Because some of their players were trying pretty damn hard to generate drama anyway. Maybe this is a personal perception (it may well be), but I struggle to find a more generous way to interpret the repeated suggestion to our players that they “fuck off” (4 times, if you’re wondering).
In previous games, shit would have kicked off. We’ve never gone into a match with them with the aim of being badly spirited, but I’ll be the first to admit that we’ve descended there as we’ve been (from my perspective) worn down by this kind of disrespect and drama-generation. It’s tricky not to be.
The enemy of Drama, it turns out, is humour. Lots of it.
I have never laughed so much on a sideline of a game I have been playing in. I have never come off from every single point smiling. We joked amongst ourselves on the sideline. It made the occasional bouts of ‘aggression’ easier to deal with. We joked with their players on the sideline, and it was really nice to be able to do that – it’s definitely not something we would have managed in other games when we hadn’t had Drama Reduction as our main goal for the game, and I’m so glad we did.
Because that team has a lot of well-spirited and just generally nice people on it.
Equally, in calls, the introduction of joking about our own failings seemed to throw them a little. It’s hard to call someone a cheating dickhead if they’re already calling themselves that while uncontesting that foul. Drama cannot be born from laughter.
Never Lose a Game
We lost. Maybe if we’d played harder, played more intensely, smiled less, we would have won.
But here’s my strong belief: if we’d played harder, played more intensely, we still might have lost. And we would have felt like we lost to bad spirit, and with bad spirit.
It would have sucked.
I realised this weekend that you never need to lose a game to bad spirit.
By not rising to it, by actively playing with almost ridiculously good spirit, you take back control of the game. By denying their drama a space to grow, you make the game yours.
That weekend, we lost to two good teams. There’s no shame in that. One of them didn’t do so good at spirit when they beat us. There’s no shame in that either (for us). They played hard, we played hard, we’re both good teams. It ended in sudden death.
Our biggest fear of losing to them has always been, I believe, that their victory would serve to validate some of their players’ behaviour. Having faced that situation, we know now – it does not. We still know it is unacceptable to tell another player to fuck off. And so do they. They still did it, sure, but I doubt that they would be able to argue that it was acceptable, even though they won the game. The outcome of the game changes nothing in terms of what is spirited and what is not – and that’s good for us to experience.

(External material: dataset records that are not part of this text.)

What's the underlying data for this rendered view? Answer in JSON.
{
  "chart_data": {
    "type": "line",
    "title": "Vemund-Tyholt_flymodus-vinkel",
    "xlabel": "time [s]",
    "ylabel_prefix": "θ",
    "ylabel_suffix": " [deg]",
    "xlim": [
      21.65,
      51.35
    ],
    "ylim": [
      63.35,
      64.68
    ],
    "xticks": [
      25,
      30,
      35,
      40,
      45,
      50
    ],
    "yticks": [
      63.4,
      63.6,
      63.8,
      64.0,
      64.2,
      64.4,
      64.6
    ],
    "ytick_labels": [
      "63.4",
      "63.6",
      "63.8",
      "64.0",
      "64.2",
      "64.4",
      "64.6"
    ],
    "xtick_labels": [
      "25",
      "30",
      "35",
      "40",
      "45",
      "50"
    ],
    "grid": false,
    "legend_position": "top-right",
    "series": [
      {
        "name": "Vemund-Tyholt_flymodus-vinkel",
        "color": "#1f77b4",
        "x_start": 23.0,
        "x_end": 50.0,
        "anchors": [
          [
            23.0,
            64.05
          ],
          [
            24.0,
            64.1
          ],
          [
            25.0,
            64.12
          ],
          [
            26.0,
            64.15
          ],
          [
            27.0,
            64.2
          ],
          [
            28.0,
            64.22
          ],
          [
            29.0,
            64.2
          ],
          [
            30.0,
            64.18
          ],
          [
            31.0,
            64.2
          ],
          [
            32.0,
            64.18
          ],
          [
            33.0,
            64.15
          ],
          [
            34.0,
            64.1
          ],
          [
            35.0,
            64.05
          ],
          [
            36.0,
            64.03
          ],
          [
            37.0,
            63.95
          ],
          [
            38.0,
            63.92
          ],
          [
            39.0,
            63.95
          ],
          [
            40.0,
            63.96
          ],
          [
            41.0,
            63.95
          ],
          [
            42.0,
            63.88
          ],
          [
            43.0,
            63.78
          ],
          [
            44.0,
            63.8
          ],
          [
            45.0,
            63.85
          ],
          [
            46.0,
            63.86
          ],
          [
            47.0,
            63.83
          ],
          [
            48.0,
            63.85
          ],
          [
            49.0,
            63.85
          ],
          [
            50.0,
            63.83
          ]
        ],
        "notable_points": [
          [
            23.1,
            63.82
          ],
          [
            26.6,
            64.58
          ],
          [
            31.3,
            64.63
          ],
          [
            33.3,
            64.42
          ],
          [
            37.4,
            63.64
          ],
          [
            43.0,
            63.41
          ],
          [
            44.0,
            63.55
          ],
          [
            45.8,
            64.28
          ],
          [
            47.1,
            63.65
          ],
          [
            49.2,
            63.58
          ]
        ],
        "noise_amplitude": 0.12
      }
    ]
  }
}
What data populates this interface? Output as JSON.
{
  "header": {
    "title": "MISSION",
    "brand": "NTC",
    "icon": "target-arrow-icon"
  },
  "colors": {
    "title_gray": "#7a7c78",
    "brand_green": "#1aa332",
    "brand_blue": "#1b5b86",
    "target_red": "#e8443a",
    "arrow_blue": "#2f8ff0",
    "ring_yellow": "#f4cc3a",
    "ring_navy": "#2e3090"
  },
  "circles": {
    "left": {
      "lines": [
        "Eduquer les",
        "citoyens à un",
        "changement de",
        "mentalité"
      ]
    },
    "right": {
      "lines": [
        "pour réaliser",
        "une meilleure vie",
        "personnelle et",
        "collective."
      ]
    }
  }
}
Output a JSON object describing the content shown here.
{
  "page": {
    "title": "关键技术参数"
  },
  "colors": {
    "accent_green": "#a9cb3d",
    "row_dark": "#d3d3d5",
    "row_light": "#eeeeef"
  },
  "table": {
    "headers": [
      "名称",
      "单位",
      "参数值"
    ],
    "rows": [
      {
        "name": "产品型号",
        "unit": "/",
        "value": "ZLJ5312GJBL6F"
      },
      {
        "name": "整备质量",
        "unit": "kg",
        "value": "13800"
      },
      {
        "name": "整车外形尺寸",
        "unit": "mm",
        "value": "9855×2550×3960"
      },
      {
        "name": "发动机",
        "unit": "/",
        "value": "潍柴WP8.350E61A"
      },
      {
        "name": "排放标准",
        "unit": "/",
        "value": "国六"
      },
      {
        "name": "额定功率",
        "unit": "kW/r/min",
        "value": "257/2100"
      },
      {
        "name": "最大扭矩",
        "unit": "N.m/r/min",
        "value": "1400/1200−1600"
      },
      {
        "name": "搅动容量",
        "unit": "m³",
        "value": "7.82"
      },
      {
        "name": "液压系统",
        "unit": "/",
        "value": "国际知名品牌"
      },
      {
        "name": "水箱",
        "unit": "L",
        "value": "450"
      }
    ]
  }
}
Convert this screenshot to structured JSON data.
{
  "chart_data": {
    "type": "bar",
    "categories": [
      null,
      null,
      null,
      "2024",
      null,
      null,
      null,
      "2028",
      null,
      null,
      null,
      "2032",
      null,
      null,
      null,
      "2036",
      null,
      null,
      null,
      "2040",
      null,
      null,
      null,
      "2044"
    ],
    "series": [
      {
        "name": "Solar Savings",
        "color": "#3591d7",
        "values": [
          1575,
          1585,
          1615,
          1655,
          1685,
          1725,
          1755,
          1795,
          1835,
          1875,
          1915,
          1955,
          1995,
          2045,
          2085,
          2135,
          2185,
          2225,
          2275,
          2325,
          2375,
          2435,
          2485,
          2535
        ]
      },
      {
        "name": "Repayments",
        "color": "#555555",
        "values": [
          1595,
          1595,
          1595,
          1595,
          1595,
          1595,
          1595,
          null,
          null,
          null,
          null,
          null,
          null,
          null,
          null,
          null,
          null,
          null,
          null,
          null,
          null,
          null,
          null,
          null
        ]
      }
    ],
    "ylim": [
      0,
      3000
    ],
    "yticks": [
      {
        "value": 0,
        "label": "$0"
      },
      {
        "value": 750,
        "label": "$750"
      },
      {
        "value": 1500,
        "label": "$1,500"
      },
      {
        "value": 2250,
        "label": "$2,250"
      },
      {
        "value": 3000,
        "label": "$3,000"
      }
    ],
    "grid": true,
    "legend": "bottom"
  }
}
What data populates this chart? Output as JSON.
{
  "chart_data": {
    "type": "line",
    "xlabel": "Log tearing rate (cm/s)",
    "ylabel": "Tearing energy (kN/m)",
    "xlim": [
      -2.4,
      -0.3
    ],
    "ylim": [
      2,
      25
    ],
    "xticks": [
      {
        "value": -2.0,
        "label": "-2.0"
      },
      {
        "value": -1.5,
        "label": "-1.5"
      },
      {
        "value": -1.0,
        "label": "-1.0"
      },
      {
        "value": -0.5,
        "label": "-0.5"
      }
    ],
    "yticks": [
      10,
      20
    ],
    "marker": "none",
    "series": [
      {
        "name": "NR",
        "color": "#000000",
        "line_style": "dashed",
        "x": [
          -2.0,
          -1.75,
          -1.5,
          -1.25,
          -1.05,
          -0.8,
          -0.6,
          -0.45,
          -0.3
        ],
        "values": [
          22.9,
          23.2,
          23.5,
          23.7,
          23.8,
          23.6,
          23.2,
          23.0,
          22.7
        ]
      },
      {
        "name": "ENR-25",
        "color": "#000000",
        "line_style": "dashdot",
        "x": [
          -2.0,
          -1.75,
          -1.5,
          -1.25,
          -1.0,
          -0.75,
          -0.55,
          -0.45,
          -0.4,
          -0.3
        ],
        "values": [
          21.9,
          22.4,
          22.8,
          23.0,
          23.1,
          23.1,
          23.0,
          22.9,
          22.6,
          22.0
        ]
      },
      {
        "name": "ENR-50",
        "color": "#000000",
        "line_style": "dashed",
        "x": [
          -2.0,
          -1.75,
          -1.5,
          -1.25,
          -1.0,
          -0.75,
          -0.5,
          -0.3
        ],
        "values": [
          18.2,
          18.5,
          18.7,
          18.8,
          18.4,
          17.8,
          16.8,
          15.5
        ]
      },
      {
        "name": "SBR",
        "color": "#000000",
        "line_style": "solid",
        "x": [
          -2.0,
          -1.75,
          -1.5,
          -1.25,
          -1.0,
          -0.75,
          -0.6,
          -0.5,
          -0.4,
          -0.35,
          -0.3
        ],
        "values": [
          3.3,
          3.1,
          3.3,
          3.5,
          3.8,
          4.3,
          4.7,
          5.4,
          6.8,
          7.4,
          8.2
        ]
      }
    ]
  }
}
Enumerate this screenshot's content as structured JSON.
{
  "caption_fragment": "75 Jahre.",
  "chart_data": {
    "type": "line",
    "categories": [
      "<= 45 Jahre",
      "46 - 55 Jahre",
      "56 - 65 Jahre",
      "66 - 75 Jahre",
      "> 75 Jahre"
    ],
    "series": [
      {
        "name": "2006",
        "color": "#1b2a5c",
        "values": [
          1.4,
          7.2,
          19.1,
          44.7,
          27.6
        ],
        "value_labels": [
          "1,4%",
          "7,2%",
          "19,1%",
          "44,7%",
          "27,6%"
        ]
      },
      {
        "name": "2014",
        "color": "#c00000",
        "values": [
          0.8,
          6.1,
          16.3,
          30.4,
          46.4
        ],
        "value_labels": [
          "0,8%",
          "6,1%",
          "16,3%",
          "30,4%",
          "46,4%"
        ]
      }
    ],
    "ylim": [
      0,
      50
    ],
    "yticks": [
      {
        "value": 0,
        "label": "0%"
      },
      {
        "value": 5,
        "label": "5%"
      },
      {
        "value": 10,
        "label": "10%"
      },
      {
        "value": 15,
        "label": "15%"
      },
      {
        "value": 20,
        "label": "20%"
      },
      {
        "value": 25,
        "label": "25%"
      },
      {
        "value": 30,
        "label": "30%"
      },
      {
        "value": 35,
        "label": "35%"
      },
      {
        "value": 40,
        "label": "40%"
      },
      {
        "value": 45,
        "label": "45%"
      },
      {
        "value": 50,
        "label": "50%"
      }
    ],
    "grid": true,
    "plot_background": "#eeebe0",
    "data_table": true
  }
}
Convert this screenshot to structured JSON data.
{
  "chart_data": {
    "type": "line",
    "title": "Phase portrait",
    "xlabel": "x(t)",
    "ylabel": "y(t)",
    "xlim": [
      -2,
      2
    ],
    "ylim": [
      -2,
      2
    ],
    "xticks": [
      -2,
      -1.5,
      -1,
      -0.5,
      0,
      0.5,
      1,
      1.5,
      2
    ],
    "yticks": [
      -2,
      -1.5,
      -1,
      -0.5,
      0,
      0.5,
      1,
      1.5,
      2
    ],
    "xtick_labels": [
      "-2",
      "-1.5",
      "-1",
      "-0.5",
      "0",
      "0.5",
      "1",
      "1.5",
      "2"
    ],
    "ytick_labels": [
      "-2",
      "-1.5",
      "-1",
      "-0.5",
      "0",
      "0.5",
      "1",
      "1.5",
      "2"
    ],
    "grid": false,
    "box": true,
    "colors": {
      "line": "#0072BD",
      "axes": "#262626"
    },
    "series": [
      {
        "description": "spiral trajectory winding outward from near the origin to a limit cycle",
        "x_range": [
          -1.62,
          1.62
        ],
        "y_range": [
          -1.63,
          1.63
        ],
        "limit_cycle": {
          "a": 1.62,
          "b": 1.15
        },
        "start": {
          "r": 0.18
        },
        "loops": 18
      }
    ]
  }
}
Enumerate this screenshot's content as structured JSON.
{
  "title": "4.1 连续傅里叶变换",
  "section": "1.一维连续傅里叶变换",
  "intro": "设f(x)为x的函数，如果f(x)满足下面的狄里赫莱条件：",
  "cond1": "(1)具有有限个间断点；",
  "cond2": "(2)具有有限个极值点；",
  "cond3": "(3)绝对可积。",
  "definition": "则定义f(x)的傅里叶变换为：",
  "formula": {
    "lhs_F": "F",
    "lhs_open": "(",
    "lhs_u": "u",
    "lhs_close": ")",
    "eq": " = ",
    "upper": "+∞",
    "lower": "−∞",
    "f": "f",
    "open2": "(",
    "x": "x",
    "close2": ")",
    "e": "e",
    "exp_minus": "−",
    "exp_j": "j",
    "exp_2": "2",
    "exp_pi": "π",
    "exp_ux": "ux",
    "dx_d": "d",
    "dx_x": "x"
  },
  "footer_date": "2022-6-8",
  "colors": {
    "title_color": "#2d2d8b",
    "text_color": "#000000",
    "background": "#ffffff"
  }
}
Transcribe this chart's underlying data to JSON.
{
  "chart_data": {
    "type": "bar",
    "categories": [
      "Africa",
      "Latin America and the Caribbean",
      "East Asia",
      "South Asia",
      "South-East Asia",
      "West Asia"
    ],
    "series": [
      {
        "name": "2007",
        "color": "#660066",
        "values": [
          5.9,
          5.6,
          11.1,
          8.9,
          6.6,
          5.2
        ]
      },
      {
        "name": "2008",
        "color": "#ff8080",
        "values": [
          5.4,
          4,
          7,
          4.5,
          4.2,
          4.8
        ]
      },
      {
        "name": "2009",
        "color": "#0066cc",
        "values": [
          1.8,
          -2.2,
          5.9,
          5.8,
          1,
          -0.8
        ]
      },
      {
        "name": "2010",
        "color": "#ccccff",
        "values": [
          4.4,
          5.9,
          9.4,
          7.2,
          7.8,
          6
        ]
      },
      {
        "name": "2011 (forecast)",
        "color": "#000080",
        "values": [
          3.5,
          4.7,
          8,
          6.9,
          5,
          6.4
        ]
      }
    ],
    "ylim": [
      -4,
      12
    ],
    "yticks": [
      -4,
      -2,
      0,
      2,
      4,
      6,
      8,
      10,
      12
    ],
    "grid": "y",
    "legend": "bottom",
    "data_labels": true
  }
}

I won’t say that I am ok with the abuse that some of our players took in that game. I am angry about it, as someone who cares about respect for other players and about spirit of the game. But there is an odd thing going on that while I am angry about that player’s disrespect for us, I have no rage towards their team to bring away from that game, I have no niggling resentment, I have no bitterness about this call or that call.
This is because we went into that game to win spirit and, yes, I believe we won.
Note: I had a big think about whether it is fair to talk about another team’s spirit/behaviour, when it’s pretty clear who they are and when I’m not portraying them (or all of them) fantastically well. I then realised that anything I do on pitch that I do not apologise for I should be willing to have examined by other members of our community. Sometimes we all get a little angry on pitch, or frustrated by a call. We discuss stuff badly. Then we apologise for it, talk it through with the other person, learn from it, and do our damn best not to do it again. My assumption is that if you don’t apologise for it, then or later, you mean it. You think it’s acceptable. So you should be happy having it examined by others.